Steven Fennell, a former Halliwells partner, has won a High Court declaration that stops Halliwells’ liquidators’ claim of £125,000 against him for alleged overdrawings.

The case involved former partner Steven Fennell, who was also used as a test case for eight other partners – Judith Bloor, Cameron Clarke, Niall Edwards, David Fearon, Suzanne Liversidge, Helen Snowball, Heidi Swales and Gregor Woods – who all left Halliwells for Kennedys and who all agreed to be bound by the decision.

HHJ Hodge QC found that the partners signed a retirement deed before the collapse of Halliwels, and that it exempted each partner from facing claims in relation to overdrawn current accounts and tax reserve accounts.

The deed was signed by all nine partners before the collapse of Halliwells in July 2010 – all who left to join Kennedys Law to set up an office in Sheffield.

HHJ Hodge QC said in the judgment dated 22 July 2014, but only released recently, that ‘by the Retirement Deed the LLP released and/or waived and/or is barred from pursuing claims against the claimant to recover monies paid on account of profits and monies paid by the LLP to HMRC, as set out in the letter from the solicitors of the administrators’.

Irwin Mitchell represented Fennell, instructing Jonathan Adkin QC of Serle Court, while Addleshaw Goddard represented Halliwells and its liquidators, and instructed Lexa Hilliard QC of 11 Stone Buildings.

In 2013, Halliwells’ liquidator BDO tried to negotiate a deal with the defunct firm’s former equity partners.
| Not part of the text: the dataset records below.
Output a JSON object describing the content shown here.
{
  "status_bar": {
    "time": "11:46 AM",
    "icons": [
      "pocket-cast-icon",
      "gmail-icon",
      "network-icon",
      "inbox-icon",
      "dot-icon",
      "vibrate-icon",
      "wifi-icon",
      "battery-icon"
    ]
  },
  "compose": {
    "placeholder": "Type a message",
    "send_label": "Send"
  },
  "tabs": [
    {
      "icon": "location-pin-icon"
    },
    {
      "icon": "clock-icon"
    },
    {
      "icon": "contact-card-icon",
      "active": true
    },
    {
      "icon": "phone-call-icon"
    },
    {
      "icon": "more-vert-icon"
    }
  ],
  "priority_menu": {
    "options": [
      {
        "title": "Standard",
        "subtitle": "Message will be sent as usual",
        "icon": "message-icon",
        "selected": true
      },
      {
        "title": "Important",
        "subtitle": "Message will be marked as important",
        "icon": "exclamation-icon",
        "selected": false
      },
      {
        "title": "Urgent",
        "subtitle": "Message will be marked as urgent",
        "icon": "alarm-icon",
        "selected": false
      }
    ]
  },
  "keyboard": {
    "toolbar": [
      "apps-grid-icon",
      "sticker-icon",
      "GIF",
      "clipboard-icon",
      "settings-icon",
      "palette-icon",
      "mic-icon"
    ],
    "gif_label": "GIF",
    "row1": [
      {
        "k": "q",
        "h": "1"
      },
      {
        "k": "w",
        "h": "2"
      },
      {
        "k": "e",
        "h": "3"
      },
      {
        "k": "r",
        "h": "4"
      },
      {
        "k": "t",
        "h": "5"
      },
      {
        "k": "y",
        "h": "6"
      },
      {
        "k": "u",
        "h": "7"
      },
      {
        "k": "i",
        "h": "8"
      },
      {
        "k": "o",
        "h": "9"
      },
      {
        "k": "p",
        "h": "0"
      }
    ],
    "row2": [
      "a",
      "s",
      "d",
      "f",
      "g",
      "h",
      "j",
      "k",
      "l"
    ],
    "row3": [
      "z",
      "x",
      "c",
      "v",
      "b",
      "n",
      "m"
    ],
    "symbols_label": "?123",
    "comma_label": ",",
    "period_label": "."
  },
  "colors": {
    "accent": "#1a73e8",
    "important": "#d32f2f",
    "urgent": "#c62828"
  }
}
Halliwells filed notice of intention and went into administrator in June 2010, which resulted in the sale of the business in what became the largest law firm collapse ever in the UK. The firm’s business was divided up, with parts taken over by Hill Dickinson, legacy firm Barlow Lyde & Gilbert, HBJ Gateley Wareing and Kennedys.

Commenting on the judgment, a spokesperson for Dermot Power, joint liquidator of Halliwells, said: ‘The judgment is only relevant to a small number of fixed-share partners – nine out of a total of 150 – and relates narrowly to the provisions of their Retirement Deeds. The judgment ruled that the joint liquidators could not pursue claims against these partners to recover overdrawings. The decision has not been accepted by the liquidators’ legal counsel and the joint liquidators intend to appeal. In the meantime, the joint liquidators continue to pursue multiple other avenues to maximise recoveries for creditors, including action against partners who have sought immunity from liquidation claims.’